Copper production for the quarter was 155kt, in line with the Visible Alpha consensus. However, copper sales volumes exceeded expectations by 7%, slightly surpassing Morgan Stanley’s own forecast by 1%.
While copper performance was strong, by-product production was weak. Molybdenum and gold production missed consensus estimates by 10% and 15%, respectively, which contributed to net cash costs of US$1.54 per pound, 8-9% above both consensus and Morgan Stanley’s estimates.
Although the company reported provisional pricing gains of US$164 million, mainly due to a 12% increase in copper prices during the quarter, the higher-than-expected costs overshadowed the positive pricing movement.
Antofagasta (LON:ANTO) maintained its 2025 copper production guidance of 660–700kt, with a midpoint of 675kt, which is in line with consensus and slightly above Morgan Stanley’s estimate of 668kt.
The mining company also reiterated its net cash cost guidance of US$1.45–1.65 per pound and its capital expenditure outlook of US$3.9 billion for the year.
On the Zaldivar front, Antofagasta is still awaiting a decision on the extension of its mining and water permits beyond May 2025.

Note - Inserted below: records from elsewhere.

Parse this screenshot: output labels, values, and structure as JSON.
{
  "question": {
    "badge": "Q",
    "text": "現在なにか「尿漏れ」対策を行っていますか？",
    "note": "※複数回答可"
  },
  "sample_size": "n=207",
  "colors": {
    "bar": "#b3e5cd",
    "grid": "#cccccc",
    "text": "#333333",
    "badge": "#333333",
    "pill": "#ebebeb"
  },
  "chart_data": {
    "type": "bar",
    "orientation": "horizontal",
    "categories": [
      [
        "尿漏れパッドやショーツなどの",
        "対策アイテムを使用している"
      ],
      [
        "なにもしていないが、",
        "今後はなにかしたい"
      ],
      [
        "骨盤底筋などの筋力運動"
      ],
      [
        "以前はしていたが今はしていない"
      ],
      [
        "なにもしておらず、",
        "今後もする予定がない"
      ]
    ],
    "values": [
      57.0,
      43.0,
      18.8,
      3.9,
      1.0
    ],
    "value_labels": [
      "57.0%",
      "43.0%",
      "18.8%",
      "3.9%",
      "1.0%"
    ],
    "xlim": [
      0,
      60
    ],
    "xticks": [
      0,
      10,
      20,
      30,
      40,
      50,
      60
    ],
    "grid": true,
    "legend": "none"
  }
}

The company filed its response to the third and final round of comments from Chilean government agencies last month, and these agencies have begun submitting their responses in a timely manner.
The company remains focused on reaching a resolution in the second quarter of 2025. For context, Zaldivar accounts for 6% of the company’s 2025 production, 3% of EBITDA, and 2% of its net present value.
Morgan Stanley (NYSE:MS) analysts noted, “We estimate 2025 consensus EBITDA estimate to remain largely unchanged on the back of today’s results,” adding that they expect Antofagasta shares to “trade largely in line with the sector at the open.”